The term “second world” has fallen out of use. It used to mean countries of the socialist world; today I use the phrase to refer to those countries in eastern Europe and central Asia, Latin America, the middle east and southeast Asia which are both rich and poor, developed and underdeveloped, postmodern and pre-modern, cosmopolitan and tribal—all at the same time. This is not a temporary state between third world and first, but a permanent condition in which winners and losers are chosen by collectives like cities and corporations rather than entire states.
I spent most of 2005-07 travelling through over 40 second-world countries, and the message I kept hearing was that each country plans to shape its future its own way, not according to the “Washington consensus” or any other foreign action plan. Kazakh ministers tout the “Kazakh way,” Indian diplomats boast of the “Indian way,” Brazilian officials confidently assert the “Brazilian way.” They all want globalisation, not America, to be their patron. They may all have big internal weaknesses, but they are all players in the new geopolitical marketplace in which Europe and China offer packages of aid, trade and military assistance at least as attractive as the American one. Why align with any one patron when you can play off all sides to get what you want? India’s trade with China is booming, while it gets many of its weapons from Russia and pursues a nuclear deal with the US. Non-alignment is passé; this is the age of multialignment.

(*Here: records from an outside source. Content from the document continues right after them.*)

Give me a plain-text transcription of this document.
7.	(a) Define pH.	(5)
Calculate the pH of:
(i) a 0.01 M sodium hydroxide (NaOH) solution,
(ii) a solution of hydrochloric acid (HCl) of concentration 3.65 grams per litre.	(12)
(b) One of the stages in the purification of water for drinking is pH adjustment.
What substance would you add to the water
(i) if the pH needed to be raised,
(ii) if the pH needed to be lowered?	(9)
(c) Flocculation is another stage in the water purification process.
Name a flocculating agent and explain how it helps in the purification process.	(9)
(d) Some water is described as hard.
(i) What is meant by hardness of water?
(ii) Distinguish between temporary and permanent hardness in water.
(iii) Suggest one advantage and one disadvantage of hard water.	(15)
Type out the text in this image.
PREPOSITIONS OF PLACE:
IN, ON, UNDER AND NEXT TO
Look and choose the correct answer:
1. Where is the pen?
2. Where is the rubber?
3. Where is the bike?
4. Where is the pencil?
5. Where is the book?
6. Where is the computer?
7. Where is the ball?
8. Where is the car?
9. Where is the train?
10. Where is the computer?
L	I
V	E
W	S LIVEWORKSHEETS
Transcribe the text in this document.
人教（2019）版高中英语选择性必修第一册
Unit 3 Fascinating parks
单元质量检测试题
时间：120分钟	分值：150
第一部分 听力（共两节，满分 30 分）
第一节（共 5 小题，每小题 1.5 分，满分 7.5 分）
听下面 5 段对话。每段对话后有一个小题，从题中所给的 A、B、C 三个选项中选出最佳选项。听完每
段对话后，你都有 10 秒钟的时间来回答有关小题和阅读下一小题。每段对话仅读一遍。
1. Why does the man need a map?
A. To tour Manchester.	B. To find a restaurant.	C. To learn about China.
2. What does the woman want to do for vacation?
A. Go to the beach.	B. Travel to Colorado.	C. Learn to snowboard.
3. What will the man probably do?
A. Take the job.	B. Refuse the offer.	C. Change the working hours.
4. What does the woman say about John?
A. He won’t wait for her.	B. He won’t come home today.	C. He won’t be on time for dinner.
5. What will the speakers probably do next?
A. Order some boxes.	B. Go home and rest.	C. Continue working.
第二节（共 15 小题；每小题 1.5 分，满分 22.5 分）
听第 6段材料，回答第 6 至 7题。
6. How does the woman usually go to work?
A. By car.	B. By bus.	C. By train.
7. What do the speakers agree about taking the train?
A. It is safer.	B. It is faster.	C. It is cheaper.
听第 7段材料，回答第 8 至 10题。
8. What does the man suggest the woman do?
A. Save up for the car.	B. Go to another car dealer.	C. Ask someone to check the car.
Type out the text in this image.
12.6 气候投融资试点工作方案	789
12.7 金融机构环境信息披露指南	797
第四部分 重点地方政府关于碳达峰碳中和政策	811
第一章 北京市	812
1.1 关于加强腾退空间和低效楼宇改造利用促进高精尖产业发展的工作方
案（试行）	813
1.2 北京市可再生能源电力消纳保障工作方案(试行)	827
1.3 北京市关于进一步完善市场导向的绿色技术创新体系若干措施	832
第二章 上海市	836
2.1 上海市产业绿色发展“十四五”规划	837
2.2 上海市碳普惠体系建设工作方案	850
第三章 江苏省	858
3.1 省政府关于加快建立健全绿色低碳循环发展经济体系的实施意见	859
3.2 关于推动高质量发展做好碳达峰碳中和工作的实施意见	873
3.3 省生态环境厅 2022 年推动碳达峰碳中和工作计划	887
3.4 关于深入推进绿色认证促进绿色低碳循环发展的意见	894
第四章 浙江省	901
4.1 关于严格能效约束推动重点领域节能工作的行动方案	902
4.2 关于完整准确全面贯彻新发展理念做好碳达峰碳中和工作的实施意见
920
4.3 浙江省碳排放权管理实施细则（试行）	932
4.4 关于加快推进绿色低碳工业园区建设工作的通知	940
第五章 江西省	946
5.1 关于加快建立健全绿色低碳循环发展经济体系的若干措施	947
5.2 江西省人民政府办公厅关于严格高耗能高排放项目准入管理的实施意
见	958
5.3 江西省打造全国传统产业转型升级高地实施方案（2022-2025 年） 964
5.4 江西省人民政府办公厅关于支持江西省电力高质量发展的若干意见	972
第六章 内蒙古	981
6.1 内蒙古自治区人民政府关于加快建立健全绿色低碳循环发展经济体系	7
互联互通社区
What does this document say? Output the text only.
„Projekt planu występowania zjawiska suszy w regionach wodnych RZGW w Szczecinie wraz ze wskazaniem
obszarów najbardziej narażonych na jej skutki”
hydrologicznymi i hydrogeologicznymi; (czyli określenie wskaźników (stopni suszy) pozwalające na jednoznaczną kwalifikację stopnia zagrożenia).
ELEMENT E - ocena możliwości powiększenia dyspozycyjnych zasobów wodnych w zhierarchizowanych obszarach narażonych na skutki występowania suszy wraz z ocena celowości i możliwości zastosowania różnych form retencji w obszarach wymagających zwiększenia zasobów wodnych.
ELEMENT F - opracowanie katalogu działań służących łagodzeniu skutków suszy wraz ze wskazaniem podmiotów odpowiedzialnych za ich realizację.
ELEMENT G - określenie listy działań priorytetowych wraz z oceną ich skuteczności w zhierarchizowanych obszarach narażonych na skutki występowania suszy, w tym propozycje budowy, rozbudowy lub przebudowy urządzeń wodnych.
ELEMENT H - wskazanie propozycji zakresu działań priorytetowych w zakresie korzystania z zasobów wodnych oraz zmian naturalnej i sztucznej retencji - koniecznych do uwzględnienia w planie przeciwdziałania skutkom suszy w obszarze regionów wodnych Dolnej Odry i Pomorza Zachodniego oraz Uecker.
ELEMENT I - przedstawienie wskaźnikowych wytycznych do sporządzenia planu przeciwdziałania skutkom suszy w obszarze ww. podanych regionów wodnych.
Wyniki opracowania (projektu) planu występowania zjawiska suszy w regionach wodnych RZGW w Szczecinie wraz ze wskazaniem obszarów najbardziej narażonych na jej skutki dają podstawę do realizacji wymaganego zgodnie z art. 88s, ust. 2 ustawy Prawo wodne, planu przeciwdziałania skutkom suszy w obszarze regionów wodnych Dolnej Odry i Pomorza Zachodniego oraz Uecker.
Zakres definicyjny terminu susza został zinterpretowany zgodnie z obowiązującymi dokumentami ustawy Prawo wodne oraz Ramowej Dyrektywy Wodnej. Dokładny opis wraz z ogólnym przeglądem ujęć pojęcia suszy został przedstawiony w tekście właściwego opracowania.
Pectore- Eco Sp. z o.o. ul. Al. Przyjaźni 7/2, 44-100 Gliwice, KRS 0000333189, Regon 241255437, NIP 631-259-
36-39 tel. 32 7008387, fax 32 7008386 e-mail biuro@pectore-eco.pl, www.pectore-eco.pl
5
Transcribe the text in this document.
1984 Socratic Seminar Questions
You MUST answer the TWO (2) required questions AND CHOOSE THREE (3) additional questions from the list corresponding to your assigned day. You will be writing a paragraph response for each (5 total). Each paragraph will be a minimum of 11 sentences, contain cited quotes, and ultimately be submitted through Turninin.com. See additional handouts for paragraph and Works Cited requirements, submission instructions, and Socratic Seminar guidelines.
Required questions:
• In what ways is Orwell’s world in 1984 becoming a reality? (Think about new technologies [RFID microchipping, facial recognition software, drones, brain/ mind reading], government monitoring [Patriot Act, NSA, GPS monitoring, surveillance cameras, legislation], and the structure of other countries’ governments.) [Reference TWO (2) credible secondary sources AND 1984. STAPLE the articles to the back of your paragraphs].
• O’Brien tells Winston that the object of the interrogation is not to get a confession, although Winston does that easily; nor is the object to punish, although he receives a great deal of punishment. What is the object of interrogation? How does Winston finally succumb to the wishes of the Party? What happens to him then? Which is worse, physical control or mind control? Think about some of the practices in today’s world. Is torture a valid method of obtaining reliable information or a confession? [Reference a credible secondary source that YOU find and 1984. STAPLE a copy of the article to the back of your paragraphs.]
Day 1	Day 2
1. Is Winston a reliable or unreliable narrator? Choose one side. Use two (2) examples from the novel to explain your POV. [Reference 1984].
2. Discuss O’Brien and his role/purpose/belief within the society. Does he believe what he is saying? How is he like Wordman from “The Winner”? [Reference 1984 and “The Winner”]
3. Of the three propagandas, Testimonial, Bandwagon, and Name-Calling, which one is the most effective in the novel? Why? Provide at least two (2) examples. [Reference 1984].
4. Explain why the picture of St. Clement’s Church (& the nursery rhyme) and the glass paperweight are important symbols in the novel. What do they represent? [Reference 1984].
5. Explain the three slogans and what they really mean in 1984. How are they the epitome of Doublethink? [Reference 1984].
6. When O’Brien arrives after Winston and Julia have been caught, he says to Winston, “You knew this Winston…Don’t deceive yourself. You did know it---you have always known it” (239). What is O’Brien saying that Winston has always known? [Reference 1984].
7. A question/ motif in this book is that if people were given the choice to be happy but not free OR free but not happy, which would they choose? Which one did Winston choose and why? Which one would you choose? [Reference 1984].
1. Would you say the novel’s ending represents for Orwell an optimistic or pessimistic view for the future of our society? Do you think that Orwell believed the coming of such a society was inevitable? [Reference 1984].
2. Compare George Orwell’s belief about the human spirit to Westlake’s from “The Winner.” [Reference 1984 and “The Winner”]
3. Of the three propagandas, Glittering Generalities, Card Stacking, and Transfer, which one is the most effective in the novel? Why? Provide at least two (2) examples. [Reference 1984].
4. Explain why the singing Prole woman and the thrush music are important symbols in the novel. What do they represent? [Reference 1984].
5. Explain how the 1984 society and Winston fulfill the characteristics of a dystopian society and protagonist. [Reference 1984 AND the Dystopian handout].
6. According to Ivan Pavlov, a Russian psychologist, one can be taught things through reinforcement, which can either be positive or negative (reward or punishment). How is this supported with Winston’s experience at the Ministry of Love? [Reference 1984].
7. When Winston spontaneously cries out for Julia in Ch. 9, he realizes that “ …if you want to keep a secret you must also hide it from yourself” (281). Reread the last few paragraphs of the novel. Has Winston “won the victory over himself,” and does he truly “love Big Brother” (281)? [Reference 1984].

There is a vast second world intermediate layer between the first-world core and third-world periphery. In his recent National Interest essay “World Without the West,” Steven Weber pointed to Asian regionalism and new alliance blocs such as the Shanghai Cooperation Organisation. But this is not just about the rise of China and India. It is also a story of oil-producing states around the world, Arab statelets with big sovereign wealth funds and other regional swing states from Brazil to Malaysia. In many ways these “emerging markets” have already emerged; they receive most of the world’s foreign direct investment, hold a majority of its currency reserves, and are rapidly growing consumer markets whose preferences western producers cannot ignore.